Jacques Demy a 13 ans lorsqu'il se procure sa première caméra Pathé-Baby dans une boutique du fameux passage Pommeraye, à Nantes. Son père, gérant d'un garage, et sa mère, coiffeuse au tempérament fantasque, lui ont transmis le goût du spectacle dès son plus jeune âge -à 4 ans, il concevait déjà des spectacles de marionnettes. Ayant bricolé un studio dans le grenier familial, il réalise de façon ingénue et ingénieuse plusieurs films d'animation. Marqué par Les Dames du Bois de Boulogne, il suit les cours du soir des Beaux-Arts, où il fait la connaissance de son futur décorateur Bernard Evein.
De passage à Nantes, le réalisateur Christian-Jaque, impressionné par les travaux du jeune Demy, convainc son père, réticent, de le laisser partir à Paris pour intégrer l'école de photo et de cinéma de Vaugirard, en 1949. Il devient bientôt l'assistant de Paul Grimault, maître de l'animation, et de Georges Rouquier, l'auteur de Farrebique, qui produit son premier court métrage professionnel, le documentaire Le Sabotier du Val de Loire en 1955. Deux ans plus tard, il passe à la fiction avec Le Bel Indifférent, d'après Cocteau. Il présente ce court en 1958 au Festival de Tours, où il rencontre celle qui deviendra sa compagne et complice, Agnès Varda.

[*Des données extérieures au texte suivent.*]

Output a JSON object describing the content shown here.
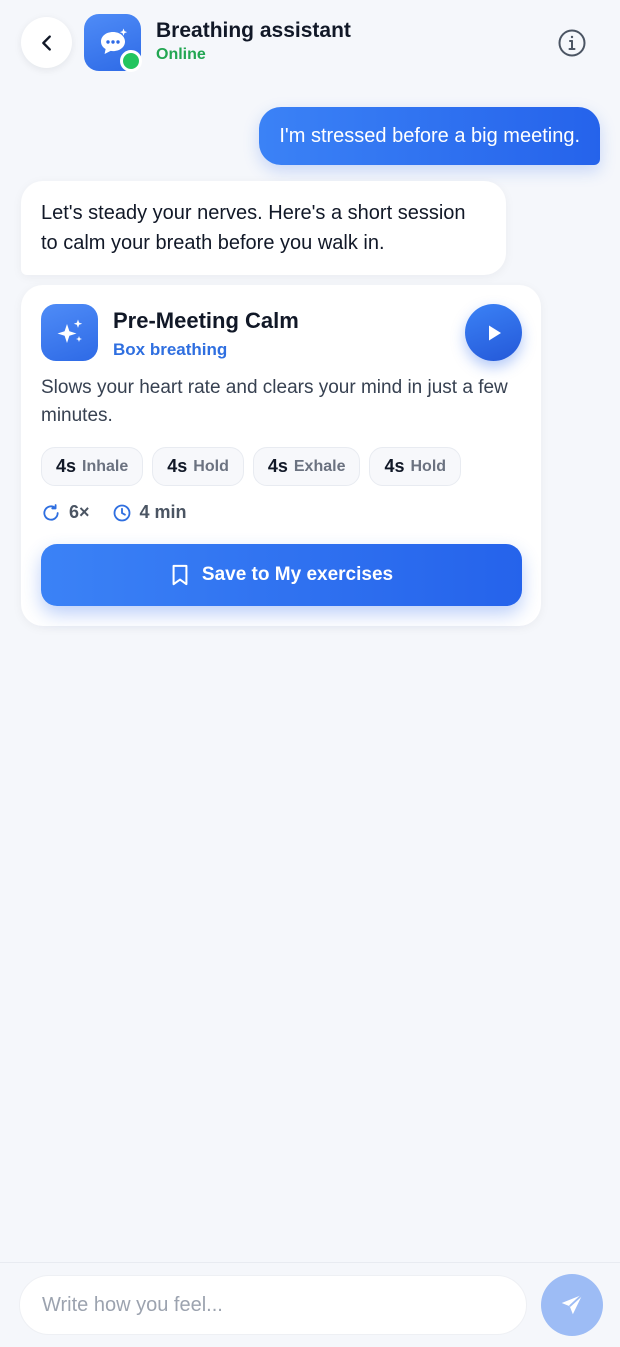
{
  "header": {
    "title": "Breathing assistant",
    "status": "Online",
    "status_color": "#22a652",
    "back_icon": "chevron-left-icon",
    "avatar_icon": "chat-sparkle-icon",
    "info_icon": "info-icon"
  },
  "messages": {
    "user_1": "I'm stressed before a big meeting.",
    "assistant_1": "Let's steady your nerves. Here's a short session to calm your breath before you walk in."
  },
  "exercise": {
    "icon": "sparkles-icon",
    "title": "Pre-Meeting Calm",
    "subtitle": "Box breathing",
    "description": "Slows your heart rate and clears your mind in just a few minutes.",
    "steps": [
      {
        "seconds": "4s",
        "label": "Inhale"
      },
      {
        "seconds": "4s",
        "label": "Hold"
      },
      {
        "seconds": "4s",
        "label": "Exhale"
      },
      {
        "seconds": "4s",
        "label": "Hold"
      }
    ],
    "repeats": "6×",
    "duration": "4 min",
    "save_label": "Save to My exercises"
  },
  "composer": {
    "placeholder": "Write how you feel..."
  },
  "colors": {
    "accent": "#2563eb",
    "background": "#f5f7fb",
    "send_disabled": "#9dbcf5"
  }
}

Proche du groupe de la Nouvelle Vague (il apparaît même dans Paris nous appartient de Rivette et Les 400 coups de Truffaut), Demy fait appel au producteur d'A bout de souffle, Georges de Beauregard, pour financer son premier long métrage, Lola, en 1960. Portrait pétillant d'une danseuse de cabaret incarnée par Anouk Aimée, ce film sur les aléas du destin (thème cher au cinéaste) marque les débuts de la collaboration de Demy avec Michel Legrand. Après La Baie des anges, avec Jeanne Moreau accro au jeu, tous deux se lancent dans un pari fou, Les Parapluies de Cherbourg, un film entièrement chanté. Cette histoire d'amour contrariée sur fond de Guerre d'Algérie, qui révèle Catherine Deneuve, décroche le prix Louis-Delluc et la Palme d'Or à Cannes en 1964.
Le tandem Demy/Legrand connait un nouveau succès en 1967 avec Les Demoiselles de Rochefort, comédie musicale allègre qui réunit Deneuve, sa soeur Françoise Dorléac et Gene Kelly. Parti s'installer quelque temps aux Etats-Unis, le réalisateur signe pour la Columbia Model Shop (1968), ou les aventures de Lola en Californie. Auteur d'un cinéma "en-chanté" (le mot est de lui) mais non dénué de gravité, Demy revisite le conte Peau d'âne (1970), la légende du Joueur de flûte (1972), le manga Lady Oscar (1978) ou le mythe d'Orphée (Parking, 1985). Utopiste et féministe, il imagine Mastroianni enceint dans L' Evénement le plus important depuis que l'homme a marché sur la Lune (1973).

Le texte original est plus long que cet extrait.